From ‘Gilligan’s Island’ to ‘Steel Magnolias,’ Dawn Wells is grateful for a career graced with love from fans 


A few years ago, Dawn Wells was traveling by canoe through a remote part of the Solomon Islands with a group of friends. And just like the conditions Wells faced as Mary Ann on “Gilligan’s Island,” the surroundings were primitive. 

No phone. No lights. No motor car. Not a single luxury.  

“There was no electricity, no running water and all the little huts were set on stilts,” Wells recalls. “And there in the village, the chief’s wife pointed at me and said, ‘I know you – as a little girl, I lived in the capital. I used to go home after school and watch you in black and white!’” 

It’s a familiar occurrence for Wells, whose three years as farm girl Mary Ann Summers on the popular 1960s sitcom bestowed upon her TV immortality. 

“I can’t go anywhere in the world without people knowing (Gilligan’s Island),” Wells told the Recorder in an interview last week during rehearsals for The Alhambra production of “Steel Magnolias.”  

“And I’m greeted with love everywhere I go.” 

Unlike some actors who resent being so closely associated with one particular role, Wells expresses nothing but gratitude for the show that made her a household name and earned her generations of fans. And she has strong words for actors who complain about being similarly recognized. 

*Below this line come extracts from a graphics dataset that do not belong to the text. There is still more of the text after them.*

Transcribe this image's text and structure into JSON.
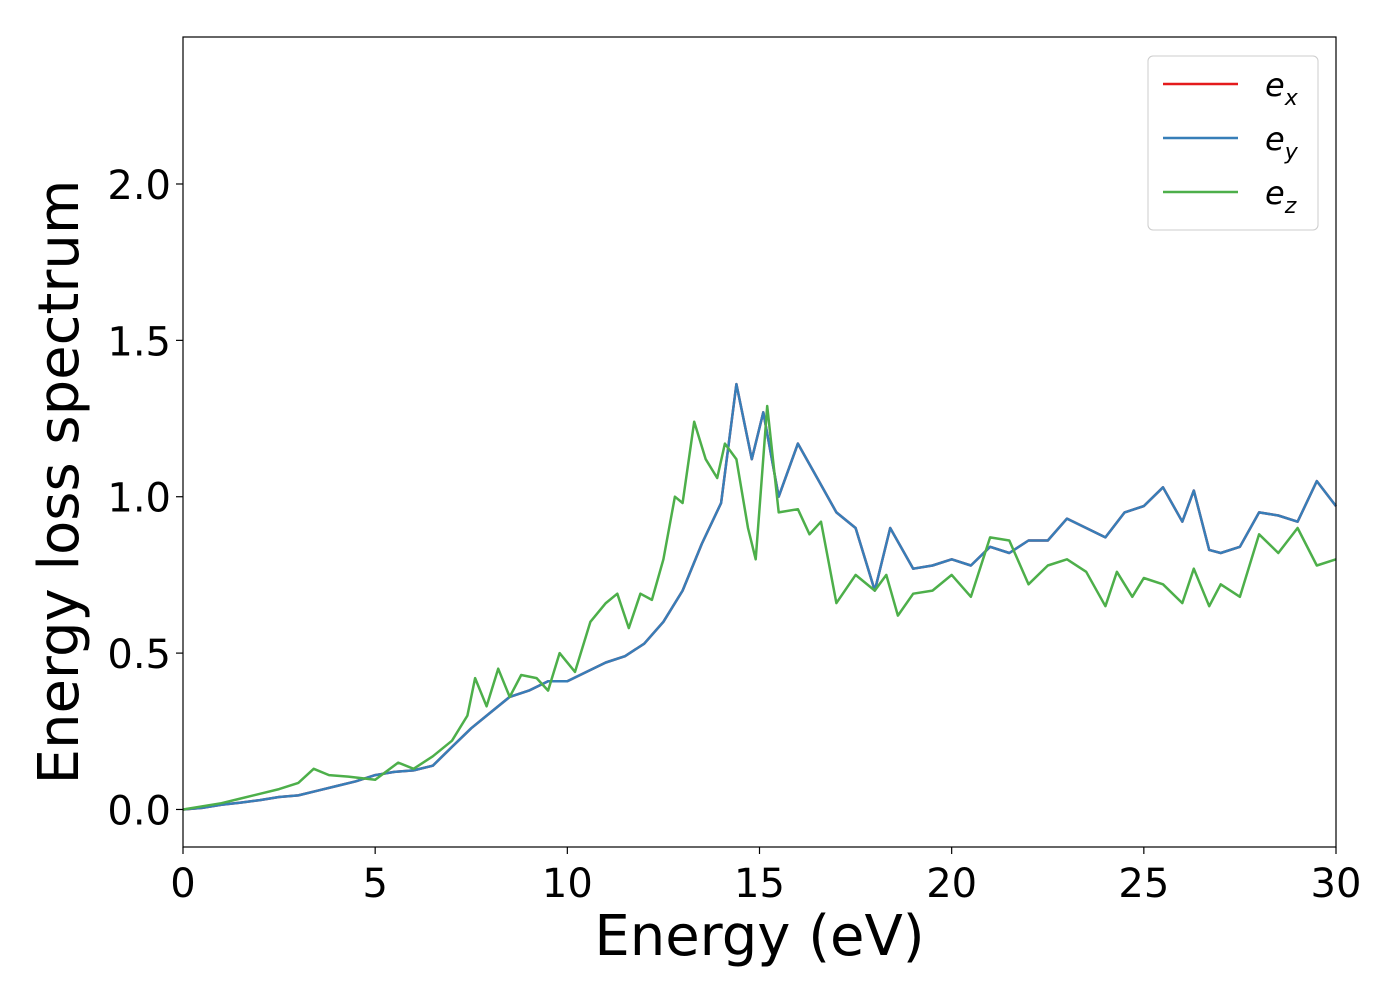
{
  "chart_data": {
    "type": "line",
    "title": "",
    "xlabel": "Energy (eV)",
    "ylabel": "Energy loss spectrum",
    "xlim": [
      0,
      30
    ],
    "ylim": [
      -0.12,
      2.47
    ],
    "xticks": [
      0,
      5,
      10,
      15,
      20,
      25,
      30
    ],
    "xtick_labels": [
      "0",
      "5",
      "10",
      "15",
      "20",
      "25",
      "30"
    ],
    "yticks": [
      0.0,
      0.5,
      1.0,
      1.5,
      2.0
    ],
    "ytick_labels": [
      "0.0",
      "0.5",
      "1.0",
      "1.5",
      "2.0"
    ],
    "grid": false,
    "legend_position": "top-right",
    "series": [
      {
        "name": "e_x",
        "legend_base": "e",
        "legend_sub": "x",
        "color": "#e41a1c",
        "points": [
          [
            0,
            0
          ],
          [
            0.5,
            0.005
          ],
          [
            1,
            0.015
          ],
          [
            1.5,
            0.022
          ],
          [
            2,
            0.03
          ],
          [
            2.5,
            0.04
          ],
          [
            3,
            0.045
          ],
          [
            3.5,
            0.06
          ],
          [
            4,
            0.075
          ],
          [
            4.5,
            0.09
          ],
          [
            5,
            0.11
          ],
          [
            5.5,
            0.12
          ],
          [
            6,
            0.125
          ],
          [
            6.5,
            0.14
          ],
          [
            7,
            0.2
          ],
          [
            7.5,
            0.26
          ],
          [
            8,
            0.31
          ],
          [
            8.5,
            0.36
          ],
          [
            9,
            0.38
          ],
          [
            9.5,
            0.41
          ],
          [
            10,
            0.41
          ],
          [
            10.5,
            0.44
          ],
          [
            11,
            0.47
          ],
          [
            11.5,
            0.49
          ],
          [
            12,
            0.53
          ],
          [
            12.5,
            0.6
          ],
          [
            13,
            0.7
          ],
          [
            13.5,
            0.85
          ],
          [
            14,
            0.98
          ],
          [
            14.4,
            1.36
          ],
          [
            14.8,
            1.12
          ],
          [
            15.1,
            1.27
          ],
          [
            15.5,
            1.0
          ],
          [
            16,
            1.17
          ],
          [
            16.5,
            1.06
          ],
          [
            17,
            0.95
          ],
          [
            17.5,
            0.9
          ],
          [
            18,
            0.7
          ],
          [
            18.4,
            0.9
          ],
          [
            19,
            0.77
          ],
          [
            19.5,
            0.78
          ],
          [
            20,
            0.8
          ],
          [
            20.5,
            0.78
          ],
          [
            21,
            0.84
          ],
          [
            21.5,
            0.82
          ],
          [
            22,
            0.86
          ],
          [
            22.5,
            0.86
          ],
          [
            23,
            0.93
          ],
          [
            23.5,
            0.9
          ],
          [
            24,
            0.87
          ],
          [
            24.5,
            0.95
          ],
          [
            25,
            0.97
          ],
          [
            25.5,
            1.03
          ],
          [
            26,
            0.92
          ],
          [
            26.3,
            1.02
          ],
          [
            26.7,
            0.83
          ],
          [
            27,
            0.82
          ],
          [
            27.5,
            0.84
          ],
          [
            28,
            0.95
          ],
          [
            28.5,
            0.94
          ],
          [
            29,
            0.92
          ],
          [
            29.5,
            1.05
          ],
          [
            30,
            0.97
          ]
        ]
      },
      {
        "name": "e_y",
        "legend_base": "e",
        "legend_sub": "y",
        "color": "#377eb8",
        "points": [
          [
            0,
            0
          ],
          [
            0.5,
            0.005
          ],
          [
            1,
            0.015
          ],
          [
            1.5,
            0.022
          ],
          [
            2,
            0.03
          ],
          [
            2.5,
            0.04
          ],
          [
            3,
            0.045
          ],
          [
            3.5,
            0.06
          ],
          [
            4,
            0.075
          ],
          [
            4.5,
            0.09
          ],
          [
            5,
            0.11
          ],
          [
            5.5,
            0.12
          ],
          [
            6,
            0.125
          ],
          [
            6.5,
            0.14
          ],
          [
            7,
            0.2
          ],
          [
            7.5,
            0.26
          ],
          [
            8,
            0.31
          ],
          [
            8.5,
            0.36
          ],
          [
            9,
            0.38
          ],
          [
            9.5,
            0.41
          ],
          [
            10,
            0.41
          ],
          [
            10.5,
            0.44
          ],
          [
            11,
            0.47
          ],
          [
            11.5,
            0.49
          ],
          [
            12,
            0.53
          ],
          [
            12.5,
            0.6
          ],
          [
            13,
            0.7
          ],
          [
            13.5,
            0.85
          ],
          [
            14,
            0.98
          ],
          [
            14.4,
            1.36
          ],
          [
            14.8,
            1.12
          ],
          [
            15.1,
            1.27
          ],
          [
            15.5,
            1.0
          ],
          [
            16,
            1.17
          ],
          [
            16.5,
            1.06
          ],
          [
            17,
            0.95
          ],
          [
            17.5,
            0.9
          ],
          [
            18,
            0.7
          ],
          [
            18.4,
            0.9
          ],
          [
            19,
            0.77
          ],
          [
            19.5,
            0.78
          ],
          [
            20,
            0.8
          ],
          [
            20.5,
            0.78
          ],
          [
            21,
            0.84
          ],
          [
            21.5,
            0.82
          ],
          [
            22,
            0.86
          ],
          [
            22.5,
            0.86
          ],
          [
            23,
            0.93
          ],
          [
            23.5,
            0.9
          ],
          [
            24,
            0.87
          ],
          [
            24.5,
            0.95
          ],
          [
            25,
            0.97
          ],
          [
            25.5,
            1.03
          ],
          [
            26,
            0.92
          ],
          [
            26.3,
            1.02
          ],
          [
            26.7,
            0.83
          ],
          [
            27,
            0.82
          ],
          [
            27.5,
            0.84
          ],
          [
            28,
            0.95
          ],
          [
            28.5,
            0.94
          ],
          [
            29,
            0.92
          ],
          [
            29.5,
            1.05
          ],
          [
            30,
            0.97
          ]
        ]
      },
      {
        "name": "e_z",
        "legend_base": "e",
        "legend_sub": "z",
        "color": "#4daf4a",
        "points": [
          [
            0,
            0
          ],
          [
            0.5,
            0.01
          ],
          [
            1,
            0.02
          ],
          [
            1.5,
            0.035
          ],
          [
            2,
            0.05
          ],
          [
            2.5,
            0.065
          ],
          [
            3,
            0.085
          ],
          [
            3.4,
            0.13
          ],
          [
            3.8,
            0.11
          ],
          [
            4.3,
            0.105
          ],
          [
            5,
            0.095
          ],
          [
            5.6,
            0.15
          ],
          [
            6,
            0.13
          ],
          [
            6.5,
            0.17
          ],
          [
            7,
            0.22
          ],
          [
            7.4,
            0.3
          ],
          [
            7.6,
            0.42
          ],
          [
            7.9,
            0.33
          ],
          [
            8.2,
            0.45
          ],
          [
            8.5,
            0.36
          ],
          [
            8.8,
            0.43
          ],
          [
            9.2,
            0.42
          ],
          [
            9.5,
            0.38
          ],
          [
            9.8,
            0.5
          ],
          [
            10.2,
            0.44
          ],
          [
            10.6,
            0.6
          ],
          [
            11,
            0.66
          ],
          [
            11.3,
            0.69
          ],
          [
            11.6,
            0.58
          ],
          [
            11.9,
            0.69
          ],
          [
            12.2,
            0.67
          ],
          [
            12.5,
            0.8
          ],
          [
            12.8,
            1.0
          ],
          [
            13.0,
            0.98
          ],
          [
            13.3,
            1.24
          ],
          [
            13.6,
            1.12
          ],
          [
            13.9,
            1.06
          ],
          [
            14.1,
            1.17
          ],
          [
            14.4,
            1.12
          ],
          [
            14.7,
            0.9
          ],
          [
            14.9,
            0.8
          ],
          [
            15.2,
            1.29
          ],
          [
            15.5,
            0.95
          ],
          [
            16,
            0.96
          ],
          [
            16.3,
            0.88
          ],
          [
            16.6,
            0.92
          ],
          [
            17,
            0.66
          ],
          [
            17.5,
            0.75
          ],
          [
            18,
            0.7
          ],
          [
            18.3,
            0.75
          ],
          [
            18.6,
            0.62
          ],
          [
            19,
            0.69
          ],
          [
            19.5,
            0.7
          ],
          [
            20,
            0.75
          ],
          [
            20.5,
            0.68
          ],
          [
            21,
            0.87
          ],
          [
            21.5,
            0.86
          ],
          [
            22,
            0.72
          ],
          [
            22.5,
            0.78
          ],
          [
            23,
            0.8
          ],
          [
            23.5,
            0.76
          ],
          [
            24,
            0.65
          ],
          [
            24.3,
            0.76
          ],
          [
            24.7,
            0.68
          ],
          [
            25,
            0.74
          ],
          [
            25.5,
            0.72
          ],
          [
            26,
            0.66
          ],
          [
            26.3,
            0.77
          ],
          [
            26.7,
            0.65
          ],
          [
            27,
            0.72
          ],
          [
            27.5,
            0.68
          ],
          [
            28,
            0.88
          ],
          [
            28.5,
            0.82
          ],
          [
            29,
            0.9
          ],
          [
            29.5,
            0.78
          ],
          [
            30,
            0.8
          ]
        ]
      }
    ]
  }
}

“Get over it,” Wells said. “How selfish can they be? You’ve made the money. You’ve got the following and you’re respected in the industry. Why would you put that down?” 


TV castaway 

A former Miss Nevada who competed in the Miss America pageant, Wells arrived in Los Angeles in the early 1960s fresh out of the University of Washington, where she majored in theatre. After landing a role in a play with Mercedes McCambridge and Leon Ames, Wells was spotted by an agent and soon was doing television parts on series such as “Wagon Train” and “77 Sunset Strip.” And when producers were looking for a new face to replace the original actress who appeared in the pilot for “Gilligan’s Island,” Wells fit the bill. 

“I was the ingénue, the farm girl,” Wells said. “In those days, you wouldn’t have cast me as anything but the ingénue. Actresses today have all kinds of opportunities. It isn’t as much about beauty.” 

To the astonishment of everyone involved, “Gilligan’s Island” became an instant hit. And while the show would only run for three years in prime time, its popularity in reruns has endured for decades, earning the series generations of fans. 

Wells attributes part of the show’s appeal to its premise. 

“It’s kind of that Robinson Crusoe thing,” she said. “I think we’ve all had that fantasy. What would it be like to live on an island and survive? And it takes you back to your childhood.” 

The show’s memorable cast of characters also contributed to its following, she added. 

“The chemistry among the seven of us was perfect,” she said. “It was perfect casting and the talent was wonderful. Bob Denver (as Gilligan) was a genius at physical comedy.” 

On a deeper level, Wells believes the show was a metaphor for the wider world. 

“It was seven different people thrown together getting along, and that’s what the world is – seven continents trying to get along,” she said. “The world is all one place now, and I think we are all more alike than we are different.” 

After “Gilligan’s Island” ended, Wells focused her talents on the theatre, appearing in numerous stage productions, including “The Owl and the Pussycat,” “The Lion in Winter” and the musical “They’re Playing Our Song.” 

“The stage is my real love,” she said. “You’re sharing your soul.” 

One of her first post-Gilligan’s Island theatrical appearances was at The Alhambra, where she starred in a 1969 production of “Barefoot in the Park,” once again playing the ingénue. Her return to The Alhambra’s stage as part of its 50th anniversary season in “Steel Magnolias” finds Wells portraying Ouiser Boudreaux – a role that is a distinct departure from loveable Mary Ann.  

“She’s a curmudgeon,” Wells said of the role portrayed in the film version by Shirley Maclaine. “She’s cranky.” 

After countless stage and screen performances over her many years in show business, Wells continues to appreciate the opportunity to share her talents with audiences around the world. 

“I’m very grateful,” said Wells, before offering some advice to aspiring thespians. 

“Life is what you make of it,” she said. “What you put into it, you get back. Work hard. Be prepared. Do your homework. And remember it’s not all about you.”